Sinopsis Pardes ANTV Episode 147
Sinopsis Pardes ANTV Episode 147


Naina bilang aku punya sesuatu yang lebih berharga dari kalung berlian ini. Dia memintanya untuk mengatakan apa yang dia dapatkan. Dia memanggil seseorang. Dadi datang dan menunjukkan Manjot. Mereka kaget. Khurana bilang Manjot / Biji, kamu tidak menelepon setelah datang, aku sangat merindukanmu. Biji memeluknya dan berkata bahwa aku merasa senang bisa kembali ke rumah, cinta dan kehangatan yang sama, aku tahu kau akan memaafkan kesalahanku. Khurana memeluknya. Biji bertanya pada Harjeet mengapa dia berdiri, takdir tertulis bahwa kita bertemu, datang dan peluk aku, apakah grahmu tidak memperingatkanmu? Naina mengatakan hari yang menyenangkan hari ini, Harjeet akan menemuinya Saas setelah waktu yang lama. Dia menyentuh kaki Biji. Harjeet pingsan. Naina tersenyum. Biji meminta Khurana untuk tidak khawatir, Harjeet senang melihatku, dia akan baik-baik saja.

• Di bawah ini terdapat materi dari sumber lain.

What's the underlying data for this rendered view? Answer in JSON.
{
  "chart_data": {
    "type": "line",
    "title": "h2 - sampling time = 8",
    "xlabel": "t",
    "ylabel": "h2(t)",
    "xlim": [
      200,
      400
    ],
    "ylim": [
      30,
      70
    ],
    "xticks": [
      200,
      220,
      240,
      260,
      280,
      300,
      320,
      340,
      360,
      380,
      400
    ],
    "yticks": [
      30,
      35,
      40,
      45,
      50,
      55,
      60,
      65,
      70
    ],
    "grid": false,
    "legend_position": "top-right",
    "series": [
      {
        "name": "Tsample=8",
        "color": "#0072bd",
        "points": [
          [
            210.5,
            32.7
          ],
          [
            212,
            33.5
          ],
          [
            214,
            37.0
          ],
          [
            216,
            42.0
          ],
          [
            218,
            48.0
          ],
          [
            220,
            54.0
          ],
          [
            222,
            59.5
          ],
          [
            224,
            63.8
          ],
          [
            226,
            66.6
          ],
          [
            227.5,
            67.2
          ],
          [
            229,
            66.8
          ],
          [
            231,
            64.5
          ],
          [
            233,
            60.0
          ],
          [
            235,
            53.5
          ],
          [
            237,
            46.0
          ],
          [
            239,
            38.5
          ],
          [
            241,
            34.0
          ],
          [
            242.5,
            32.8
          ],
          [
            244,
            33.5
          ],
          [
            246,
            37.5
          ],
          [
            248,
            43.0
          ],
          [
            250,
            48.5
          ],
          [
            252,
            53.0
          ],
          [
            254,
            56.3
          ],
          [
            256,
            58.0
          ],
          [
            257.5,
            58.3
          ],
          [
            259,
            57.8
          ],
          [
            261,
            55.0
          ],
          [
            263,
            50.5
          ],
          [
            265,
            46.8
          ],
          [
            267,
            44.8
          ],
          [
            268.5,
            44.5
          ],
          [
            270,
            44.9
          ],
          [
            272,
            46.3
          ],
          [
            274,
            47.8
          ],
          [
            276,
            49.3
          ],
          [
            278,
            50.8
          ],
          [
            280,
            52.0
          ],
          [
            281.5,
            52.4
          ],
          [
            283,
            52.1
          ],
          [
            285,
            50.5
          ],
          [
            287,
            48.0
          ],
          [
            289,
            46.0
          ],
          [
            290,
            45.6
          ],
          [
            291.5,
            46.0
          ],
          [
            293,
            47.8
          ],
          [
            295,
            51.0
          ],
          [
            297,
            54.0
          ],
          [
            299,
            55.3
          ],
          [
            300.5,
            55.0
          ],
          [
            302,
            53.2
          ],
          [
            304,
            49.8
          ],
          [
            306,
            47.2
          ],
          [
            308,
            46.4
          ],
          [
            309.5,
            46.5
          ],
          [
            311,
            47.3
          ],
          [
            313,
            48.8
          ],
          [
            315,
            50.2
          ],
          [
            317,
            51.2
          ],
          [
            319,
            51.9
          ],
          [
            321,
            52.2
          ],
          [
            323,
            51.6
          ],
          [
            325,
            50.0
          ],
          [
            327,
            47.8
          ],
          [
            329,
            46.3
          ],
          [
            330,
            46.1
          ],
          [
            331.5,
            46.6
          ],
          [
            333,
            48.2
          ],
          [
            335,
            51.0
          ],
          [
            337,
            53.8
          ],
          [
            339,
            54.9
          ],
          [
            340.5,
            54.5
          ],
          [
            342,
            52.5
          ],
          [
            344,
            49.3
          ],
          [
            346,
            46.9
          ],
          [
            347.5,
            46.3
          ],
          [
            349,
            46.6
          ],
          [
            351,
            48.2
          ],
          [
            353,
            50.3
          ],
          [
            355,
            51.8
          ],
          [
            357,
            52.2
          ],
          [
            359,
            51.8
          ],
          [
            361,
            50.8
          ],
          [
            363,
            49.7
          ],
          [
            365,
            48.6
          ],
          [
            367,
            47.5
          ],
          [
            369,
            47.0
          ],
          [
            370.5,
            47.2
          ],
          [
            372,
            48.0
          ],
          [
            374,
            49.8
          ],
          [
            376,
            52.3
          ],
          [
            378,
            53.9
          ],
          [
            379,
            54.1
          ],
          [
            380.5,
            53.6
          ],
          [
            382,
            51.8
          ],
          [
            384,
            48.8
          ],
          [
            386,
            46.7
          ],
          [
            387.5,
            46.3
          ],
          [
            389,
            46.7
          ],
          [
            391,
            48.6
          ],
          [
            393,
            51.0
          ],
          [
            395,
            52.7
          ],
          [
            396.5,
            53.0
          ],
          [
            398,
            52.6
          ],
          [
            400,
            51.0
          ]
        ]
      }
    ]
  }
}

Mereka membawa Harjeet ke dalam. Khurana bilang percayalah padaku Biji, aku tidak percaya aku bertemu denganmu. Biji memintanya untuk minum. Dia bertanya apa yang sedang Anda lakukan, saya mendengar Anda tidak ingin tinggal bersama kami karena Anda ingin mengajak Sanyas. Katanya jangan konyol, Sanyas bukan secangkir tehku, aku ingin hidup mewah. Dia bertanya mengapa ibu mengatakan ini. Dia memintanya untuk bertanya pada Harjeet. Harjeet bangun. Dia bertanya padanya apakah dia baik-baik saja. Dia bilang iya Biji bilang aku pikir kamu akan memelukku, kamu pingsan. Harjeet bilang aku senang bertemu denganmu

Biji mengatakan Rehaan ingin menanyakan sesuatu. Naina mengatakan Biji mengatakan bahwa dia tidak pernah membawa Sanyas, mengapa Anda berbohong. Dadi memintanya untuk mengatakan kebenaran. Biji mengatakan apa yang akan dia katakan, dia tidak bisa keluar dari kejutan yang menyenangkan, saya tidak membawa Sanyas, saya akan mengatakan di mana saya berada, Harjeet telah mengirim saya ke rumahsakit usia tua. Khurana kaget. Dadi bilang anak-anak nakal saya tidak melakukan ini dengan saya. Khurana bertanya pada Harjeet apakah ini benar adanya? Harjeet bilang aku ingin berbicara denganmu secara pribadi. Naina bilang mungkin kamu tidak suka kejutan. Harjeet mengatakan tidak, hanya Anda yang bisa memberi saya kejutan yang menyenangkan.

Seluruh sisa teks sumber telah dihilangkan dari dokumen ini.